Saturday, July 26, 2008

Wish You Well by David Baldacci


Wish You Well takes us to the mountains of Virginia, just as World War II is beginning. Twelve year old Louisa (Lou) and her little brother Oz have moved, with their ill mother, to their great grandmother's home after a tragic accident made staying in New York City impossible. Their new home in the mountains could hardly be more different than the life they've always known. With no electricity or running water and a full day's worth of chores to keep the farm running, living with Great Grandma Louisa is a lesson in patience and hard work.

As Lou sorts through her pain , she makes friends, endures even more loss and slowly begins to see that life on the mountain is even more complicated than she initially thought. Economic hardships, stemming from the waning coal mines, creates friction among the rural folks and when big business comes in to solve the problem, Lou's family ends up in a courtroom battle to determine the best use of their gorgeous stretch of land.
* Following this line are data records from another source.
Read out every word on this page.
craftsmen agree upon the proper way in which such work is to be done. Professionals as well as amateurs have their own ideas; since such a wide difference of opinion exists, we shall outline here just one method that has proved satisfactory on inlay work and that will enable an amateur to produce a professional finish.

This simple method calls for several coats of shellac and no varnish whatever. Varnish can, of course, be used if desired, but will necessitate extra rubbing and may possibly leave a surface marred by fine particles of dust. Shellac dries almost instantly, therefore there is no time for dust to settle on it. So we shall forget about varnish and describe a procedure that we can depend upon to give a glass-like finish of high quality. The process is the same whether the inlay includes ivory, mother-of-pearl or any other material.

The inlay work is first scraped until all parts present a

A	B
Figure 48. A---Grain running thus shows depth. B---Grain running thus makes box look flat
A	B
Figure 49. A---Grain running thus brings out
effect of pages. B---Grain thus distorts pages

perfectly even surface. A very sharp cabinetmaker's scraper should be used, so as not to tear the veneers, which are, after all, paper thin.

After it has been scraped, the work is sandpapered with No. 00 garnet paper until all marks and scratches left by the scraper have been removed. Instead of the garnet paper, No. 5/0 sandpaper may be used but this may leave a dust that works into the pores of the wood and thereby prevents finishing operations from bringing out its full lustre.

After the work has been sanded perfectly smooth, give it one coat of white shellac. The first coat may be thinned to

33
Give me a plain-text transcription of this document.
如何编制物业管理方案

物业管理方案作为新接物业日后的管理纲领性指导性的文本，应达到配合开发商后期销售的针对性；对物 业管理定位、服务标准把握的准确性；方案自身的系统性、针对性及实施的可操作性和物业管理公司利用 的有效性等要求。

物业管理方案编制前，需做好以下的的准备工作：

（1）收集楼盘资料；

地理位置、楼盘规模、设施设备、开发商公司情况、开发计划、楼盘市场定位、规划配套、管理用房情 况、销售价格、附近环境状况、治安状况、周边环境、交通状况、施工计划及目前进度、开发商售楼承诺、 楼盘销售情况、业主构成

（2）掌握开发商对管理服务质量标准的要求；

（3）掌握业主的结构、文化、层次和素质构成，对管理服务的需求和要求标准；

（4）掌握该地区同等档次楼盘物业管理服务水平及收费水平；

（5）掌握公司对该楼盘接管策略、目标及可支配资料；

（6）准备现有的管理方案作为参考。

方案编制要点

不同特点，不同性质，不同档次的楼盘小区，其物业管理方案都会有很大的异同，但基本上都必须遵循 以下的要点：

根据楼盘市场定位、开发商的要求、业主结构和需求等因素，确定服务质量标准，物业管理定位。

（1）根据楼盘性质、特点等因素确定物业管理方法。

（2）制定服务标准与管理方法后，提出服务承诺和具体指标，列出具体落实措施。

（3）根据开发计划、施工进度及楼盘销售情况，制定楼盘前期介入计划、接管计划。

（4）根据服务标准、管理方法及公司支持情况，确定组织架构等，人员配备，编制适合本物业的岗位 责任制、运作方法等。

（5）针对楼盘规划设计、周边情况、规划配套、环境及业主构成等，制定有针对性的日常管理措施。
This book is a good story. I cared for Baldacci's characters and at times his writing was tender and poignant. The courtroom scenes were intriguing and well written. Was it deeply thought provoking or exciting? Not particularly. I can't say I was always anxious to pick it up - the plot moves along slowly, a bit like the old car that takes Lou up the mountain. But, like a rambling car trip, I enjoyed the ride for the view.